Published online May 19, 2023. doi: 10.5498/wjp.v13.i5.144
Peer-review started: December 16, 2022
First decision: January 12, 2023
Revised: February 11, 2023
Accepted: April 17, 2023
Article in press: April 17, 2023
Published online: May 19, 2023
Processing time: 153 Days and 13.6 Hours
Resilience to psychological stress is defined as adaption to challenging life experiences and not the absence of adverse life events. Determinants of resilience include personality traits, genetic/epigenetic modifications of genes involved in the stress response, cognitive and behavioral flexibility, secure attachment with a caregiver, social and community support systems, nutrition and exercise, and alignment of circadian rhythm to the natural light/dark cycle. Therefore, resilience is a dynamic and flexible process that continually evolves by the intersection of different domains in human’s life; biological, social, and psychological. The objective of this minireview is to summarize the existing knowledge about the multitude factors and molecular alterations that result from resilience to stress response.
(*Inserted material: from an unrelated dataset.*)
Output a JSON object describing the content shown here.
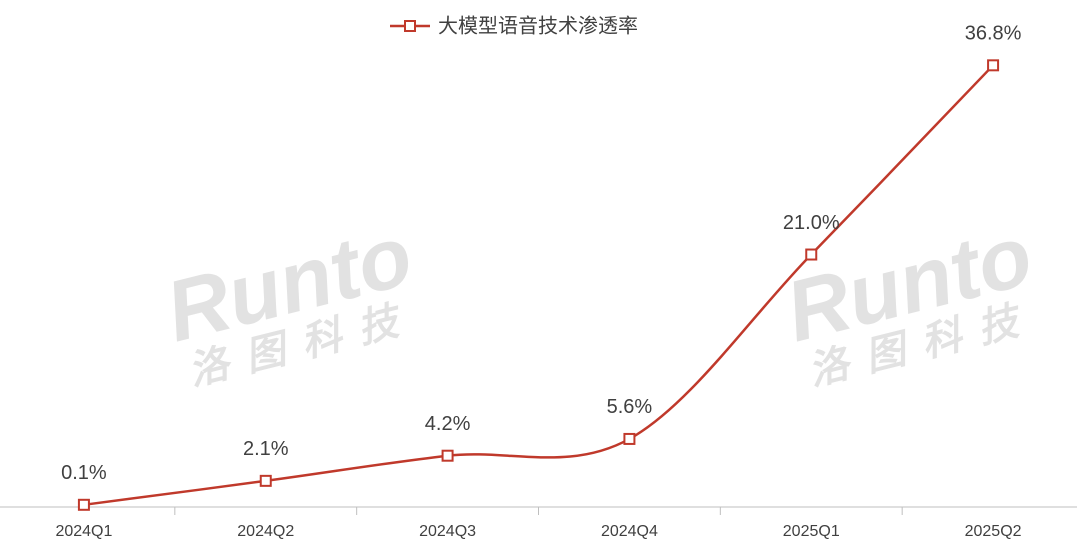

Given the multiple contributing factors in building resilience, we set out a goal to identify which factors were most supportive of a causal role by the current literature. We focused on resilience-related molecular alterations resulting from mind-body homeostasis in connection with psychosocial and environmental factors. We conclude that there is no one causal factor that differentiates a resilient person from a vulnerable one. Instead, building resilience requires an intricate network of positive experiences and a healthy lifestyle that contribute to a balanced mind-body connection. Therefore, a holistic approach must be adopted in future research on stress response to address the multiple elements that promote resilience and prevent illnesses and psychopathology related to stress allostatic load.
Core Tip: There are multiple reviews in the literature that address different factors contributing to resilience, an adaptation to stress. To our knowledge, none of these reviews takes into consideration the complexity of the system that leads to allostasis or allostatic load, an indicator of physiologic “wear and tear” resulting from repeated exposure to stress and inability to cope. The purpose of this review is to shed light on the complexity of the system and discuss the molecular mechanisms that may contribute to resilience. Lastly, we conclude by emphasizing the need for a comprehensive approach to reduce stress allostatic load.